Question

Explain Vogel’s approximation method by obtaining initial basic feasible solution of the following transportation problem.

		Destination
		D1	D2	D3	D4	Supply
	O1	2	3	11	7	6
Origin	O2	1	0	6	1	1
	O3	5	8	15	9	10
	Demand	7	5	3	2

Answer 1

Total supply (a_i) = 6 + 1 + 10 = 17

Total demand (b_j) = 7 + 5 + 3 + 2 = 17

`sum"a"_"i" = sum"b"_"j"`.

So given transportation problem is a balanced problem and hence we can find a basic feasible solution by VAM.

First allocation:

	D1	D2	D3	D4	(ai)	penalty
O1	2	3	11	7	6	(1)
O2	1	0	6	(1)1	1/0	(1)
O3	5	8	15	9	10	(3)
(bj)	7	5	3	2/1
penalty	(1)	(3)	(5)	(6)

The largest penalty is 6.

So allot min (2, 1) to the cell (O₂, D₄) which has the least cost in column D₄.

Second allocation:

	D1	D2	D3	D4	(ai)	penalty
O1	2	(5)3	11	7	6/1	(1)
O3	5	8	15	9	10	(3)
(bj)	7	5/0	3	1
penalty	(3)	(5)	(4)	(2)

The largest penalty is 5.

So allot min (5, 6) to the cell (O₁, D₂) which has the least cost in column D₂.

Third allocation:

	D1	D3	D4	(ai)	penalty
O1	(1)2	11	7	1/0	(5)
O3	5	15	9	10	(4)
(bj)	7/6	3	1
penalty	(3)	(4)	(2)

The largest penalty is 5.

So allot min (7, 1) to the cell (O₁, D₁) which has the least cost in row O₁.

Fourth allocation:

	D1	D3	D4	(ai)	penalty
O3	(6)5	15	9	10/4	(4)
(bj)	6/0	3	1
penalty	–	–	–

Fifth allocation:

	D3	D4	(ai)	penalty
O3	(3)15	(1)9	4/3/0	(6)
(bj)	3/0	1/0
penalty	–	–

The largest penalty is 6.

So allot min (1, 4) to the cell (O₃, D₄) which has the least cost in row O₃.

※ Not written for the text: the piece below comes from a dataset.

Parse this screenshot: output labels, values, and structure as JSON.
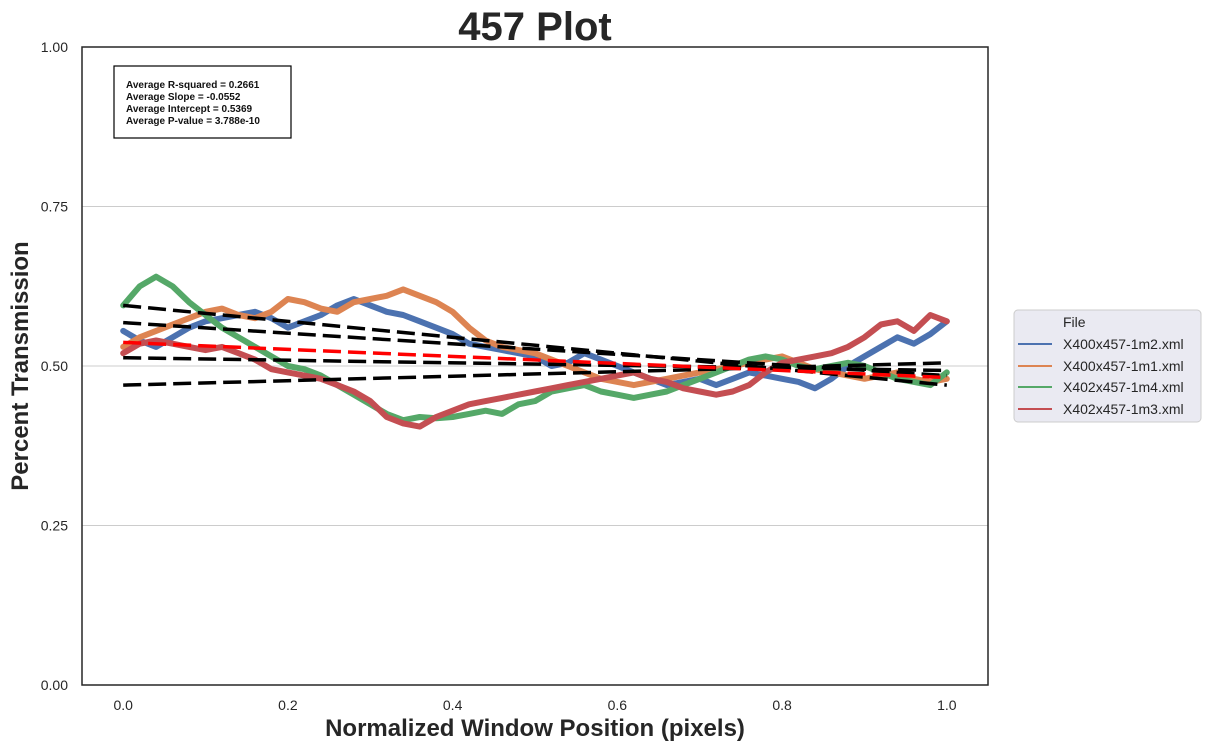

The balance 3 units is allotted to the cell (O₃, D₃).

We get the final allocation as given below.

	D1	D2	D3	D4	Supply
O1	(1)2	(5)3	11	7	6
O2	1	0	6	(1)1	1
O3	(6)5	8	(3)15	(1)9	10
Demand	7	5	3	2

Transportation schedule:

O₁ → D₁

O₁ → D₂

O₂ → D₄

O₃ → D₁

O₃ → D₃

O₃ → D₄

i.e x₁₁ = 1

x₁₂ = 5

x₂₄ = 1

x₃₁ = 6

x₃₃ = 3

x₃₄ = 1

Total cost is given by = (1 × 2) + (5 × 3) + (1 × 1) + (6 × 5) + (3 × 15) + (1 × 9)

= 2 + 15 + 1 + 30 + 45 + 9

= 102

Thus the optimal (minimal) cost of the given transportation problem by Vogel’s approximation method is ₹ 102.